Vous avez 100 % de couverture de lignes. Chaque branche est exécutée. Chaque fonction est appelée. Puis quelqu’un change un + en - dans votre logique de tarification, lance les tests, et ils passent tous.

Ce n’est pas un problème théorique. C’est ce qui se passe quand vos tests exécutent le code sans réellement vérifier le comportement. La couverture mesure quelles lignes s’exécutent, pas quels résultats sont contrôlés. Le mutation testing comble ce manque en introduisant volontairement de petits bugs et en vérifiant que vos tests les détectent.

La question pour les équipes Rust n’est pas de savoir si le mutation testing est une bonne idée. C’est de savoir si cargo-mutants, l’outil dominant de l’écosystème, est pratique compte tenu des temps de compilation et du système de types de Rust. La réponse est oui, avec des nuances importantes.

Ce que fait réellement le mutation testing

Le mutation testing est simple en théorie. L’outil apporte une toute petite modification à votre code source, exécute votre suite de tests, et vérifie si quelque chose échoue.

Si la suite de tests échoue, le mutant est “tué”. C’est ce que vous voulez. Ça signifie que vos tests ont remarqué le bug.

Si la suite de tests passe, le mutant “survit”. Ça signifie que vos tests ont exécuté le code muté sans remarquer que quelque chose clochait. Vous avez un test faible.

Les mutations courantes incluent le remplacement d’opérateurs arithmétiques (+ devient -), l’échange d’opérateurs de comparaison (> devient >=), le remplacement de littéraux booléens (true devient false), et la suppression d’appels de fonctions qui retournent une valeur. Chaque changement est assez petit pour qu’un humain le reconnaisse comme un bug. La suite de tests devrait le reconnaître aussi.

Comment cargo-mutants fonctionne sur du code Rust

cargo-mutants est un outil de mutation testing conçu spécifiquement pour Rust. Il ne vous demande pas d’annoter vos tests ni de modifier votre système de build. Vous l’installez et vous le lancez.
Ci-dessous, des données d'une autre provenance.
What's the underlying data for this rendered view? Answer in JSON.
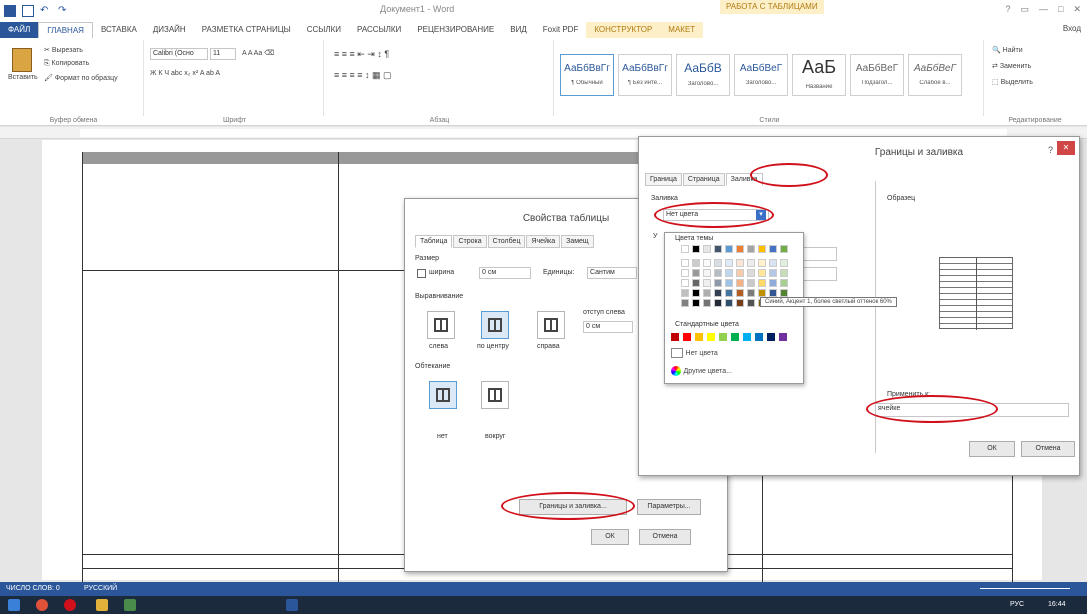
{
  "titlebar": {
    "document_title": "Документ1 - Word",
    "context_group": "РАБОТА С ТАБЛИЦАМИ",
    "controls": [
      "?",
      "▭",
      "—",
      "□",
      "✕"
    ]
  },
  "tabs": {
    "file": "ФАЙЛ",
    "items": [
      "ГЛАВНАЯ",
      "ВСТАВКА",
      "ДИЗАЙН",
      "РАЗМЕТКА СТРАНИЦЫ",
      "ССЫЛКИ",
      "РАССЫЛКИ",
      "РЕЦЕНЗИРОВАНИЕ",
      "ВИД",
      "Foxit PDF"
    ],
    "context_items": [
      "КОНСТРУКТОР",
      "МАКЕТ"
    ],
    "user": "Вход"
  },
  "ribbon": {
    "clipboard": {
      "paste": "Вставить",
      "cut": "Вырезать",
      "copy": "Копировать",
      "format_painter": "Формат по образцу",
      "label": "Буфер обмена"
    },
    "font": {
      "name": "Calibri (Осно",
      "size": "11",
      "row1": "A  A  Aa  ⌫",
      "row2": "Ж  К  Ч  abc  x₂  x²  A  ab  A",
      "label": "Шрифт"
    },
    "paragraph": {
      "row1": "≡  ≡  ≡  ⇤  ⇥  ↕  ¶",
      "row2": "≡  ≡  ≡  ≡  ↕  ▦  ▢",
      "label": "Абзац"
    },
    "styles": {
      "items": [
        {
          "sample": "АаБбВвГг",
          "name": "¶ Обычный"
        },
        {
          "sample": "АаБбВвГг",
          "name": "¶ Без инте..."
        },
        {
          "sample": "АаБбВ",
          "name": "Заголово..."
        },
        {
          "sample": "АаБбВеГ",
          "name": "Заголово..."
        },
        {
          "sample": "АаБ",
          "name": "Название"
        },
        {
          "sample": "АаБбВеГ",
          "name": "Подзагол..."
        },
        {
          "sample": "АаБбВеГ",
          "name": "Слабое в..."
        }
      ],
      "label": "Стили"
    },
    "editing": {
      "find": "Найти",
      "replace": "Заменить",
      "select": "Выделить",
      "label": "Редактирование"
    }
  },
  "table_props": {
    "title": "Свойства таблицы",
    "tabs": [
      "Таблица",
      "Строка",
      "Столбец",
      "Ячейка",
      "Замещ"
    ],
    "size_label": "Размер",
    "width_checkbox": "ширина",
    "width_value": "0 см",
    "measure_label": "Единицы:",
    "measure_value": "Сантим",
    "alignment_label": "Выравнивание",
    "align_options": [
      "слева",
      "по центру",
      "справа"
    ],
    "indent_label": "отступ слева",
    "indent_value": "0 см",
    "wrap_label": "Обтекание",
    "wrap_options": [
      "нет",
      "вокруг"
    ],
    "borders_button": "Границы и заливка...",
    "params_button": "Параметры...",
    "ok": "ОК",
    "cancel": "Отмена"
  },
  "borders": {
    "title": "Границы и заливка",
    "help": "?",
    "close": "✕",
    "tabs": [
      "Граница",
      "Страница",
      "Заливка"
    ],
    "fill_label": "Заливка",
    "fill_value": "Нет цвета",
    "pattern_label": "У",
    "preview_label": "Образец",
    "apply_label": "Применить к:",
    "apply_value": "ячейке",
    "ok": "ОК",
    "cancel": "Отмена"
  },
  "palette": {
    "theme_label": "Цвета темы",
    "standard_label": "Стандартные цвета",
    "no_color": "Нет цвета",
    "more_colors": "Другие цвета...",
    "tooltip": "Синий, Акцент 1, более светлый оттенок 60%",
    "theme_colors": [
      "#ffffff",
      "#000000",
      "#e7e6e6",
      "#44546a",
      "#5b9bd5",
      "#ed7d31",
      "#a5a5a5",
      "#ffc000",
      "#4472c4",
      "#70ad47"
    ],
    "standard_colors": [
      "#c00000",
      "#ff0000",
      "#ffc000",
      "#ffff00",
      "#92d050",
      "#00b050",
      "#00b0f0",
      "#0070c0",
      "#002060",
      "#7030a0"
    ]
  },
  "status": {
    "page": "ЧИСЛО СЛОВ: 0",
    "lang": "РУССКИЙ",
    "zoom": "100%"
  },
  "taskbar": {
    "clock": "16:44",
    "lang": "РУС"
  },
  "colors": {
    "accent": "#2b579a",
    "highlight": "#d0101a",
    "context": "#b07a10"
  }
}
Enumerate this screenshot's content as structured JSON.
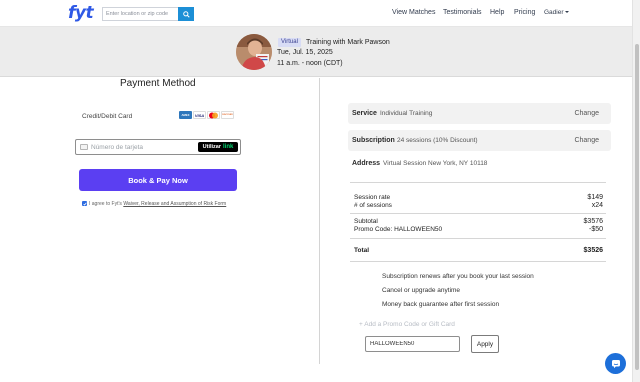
{
  "header": {
    "logo": "fyt",
    "search_placeholder": "Enter location or zip code",
    "nav": [
      "View Matches",
      "Testimonials",
      "Help",
      "Pricing"
    ],
    "account_label": "Gadier"
  },
  "session": {
    "badge": "Virtual",
    "title": "Training with Mark Pawson",
    "date": "Tue, Jul. 15, 2025",
    "time": "11 a.m. - noon (CDT)"
  },
  "payment": {
    "heading": "Payment Method",
    "card_label": "Credit/Debit Card",
    "card_brands": [
      "AMEX",
      "VISA",
      "MC",
      "DISCOVER"
    ],
    "card_placeholder": "Número de tarjeta",
    "link_button_label": "Utilizar",
    "link_button_brand": "link",
    "book_button": "Book & Pay Now",
    "agree_prefix": "I agree to Fyt's",
    "agree_link": "Waiver, Release and Assumption of Risk Form",
    "agree_checked": true
  },
  "summary": {
    "service_label": "Service",
    "service_value": "Individual Training",
    "subscription_label": "Subscription",
    "subscription_value": "24 sessions (10% Discount)",
    "address_label": "Address",
    "address_value": "Virtual Session New York, NY 10118",
    "change_label": "Change",
    "session_rate_label": "Session rate",
    "session_rate_value": "$149",
    "sessions_label": "# of sessions",
    "sessions_value": "x24",
    "subtotal_label": "Subtotal",
    "subtotal_value": "$3576",
    "promo_label": "Promo Code: HALLOWEEN50",
    "promo_value": "-$50",
    "total_label": "Total",
    "total_value": "$3526",
    "notes": [
      "Subscription renews after you book your last session",
      "Cancel or upgrade anytime",
      "Money back guarantee after first session"
    ],
    "promo_link": "+ Add a Promo Code or Gift Card",
    "promo_code_value": "HALLOWEEN50",
    "apply_label": "Apply"
  },
  "colors": {
    "brand_blue": "#2f59e6",
    "book_button": "#5b3ff2",
    "search_button": "#1c8fd6",
    "chat_button": "#1d6fd9"
  },
  "icons": [
    "search-icon",
    "caret-down-icon",
    "card-icon",
    "chat-icon"
  ]
}
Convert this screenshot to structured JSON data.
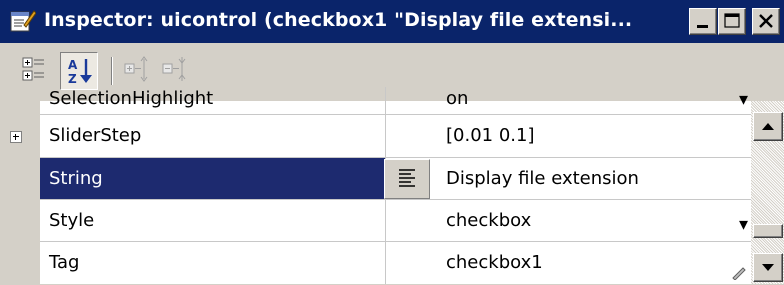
{
  "window": {
    "title": "Inspector:  uicontrol (checkbox1 \"Display file extensi...",
    "title_bg": "#0a246a"
  },
  "toolbar": {
    "buttons": [
      "categorized-view-icon",
      "alphabetical-sort-icon",
      "expand-all-icon",
      "collapse-all-icon"
    ]
  },
  "properties": {
    "rows": [
      {
        "name": "SelectionHighlight",
        "value": "on"
      },
      {
        "name": "SliderStep",
        "value": "[0.01 0.1]"
      },
      {
        "name": "String",
        "value": "Display file extension"
      },
      {
        "name": "Style",
        "value": "checkbox"
      },
      {
        "name": "Tag",
        "value": "checkbox1"
      }
    ],
    "selected": "String",
    "selection_color": "#1d2a6f"
  }
}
cargo install cargo-mutants
cargo mutants

L’outil scanne vos fichiers source, génère des mutants en appliquant des règles de transformation à l’AST, et exécute cargo test pour chacun. Il suit les mutants qui survivent et affiche un rapport.

Voici une fonction avec un test qui a l’air solide mais ne l’est pas :

pub fn apply_discount(price: f64, rate: f64) -> f64 {
    price * (1.0 - rate)
}

#[cfg(test)]
mod tests {
    use super::*;

    #[test]
    fn test_apply_discount() {
        let result = apply_discount(100.0, 0.2);
        // Nous avons exécuté la fonction. La couverture est de 100 %.
        // Mais nous n'avons jamais asserté le résultat.
    }
}

cargo mutants va générer un mutant qui change le * en / ou remplace 1.0 - rate par 1.0 + rate. Le test passera toujours car il ne vérifie jamais result. Le mutant survivant signale le problème.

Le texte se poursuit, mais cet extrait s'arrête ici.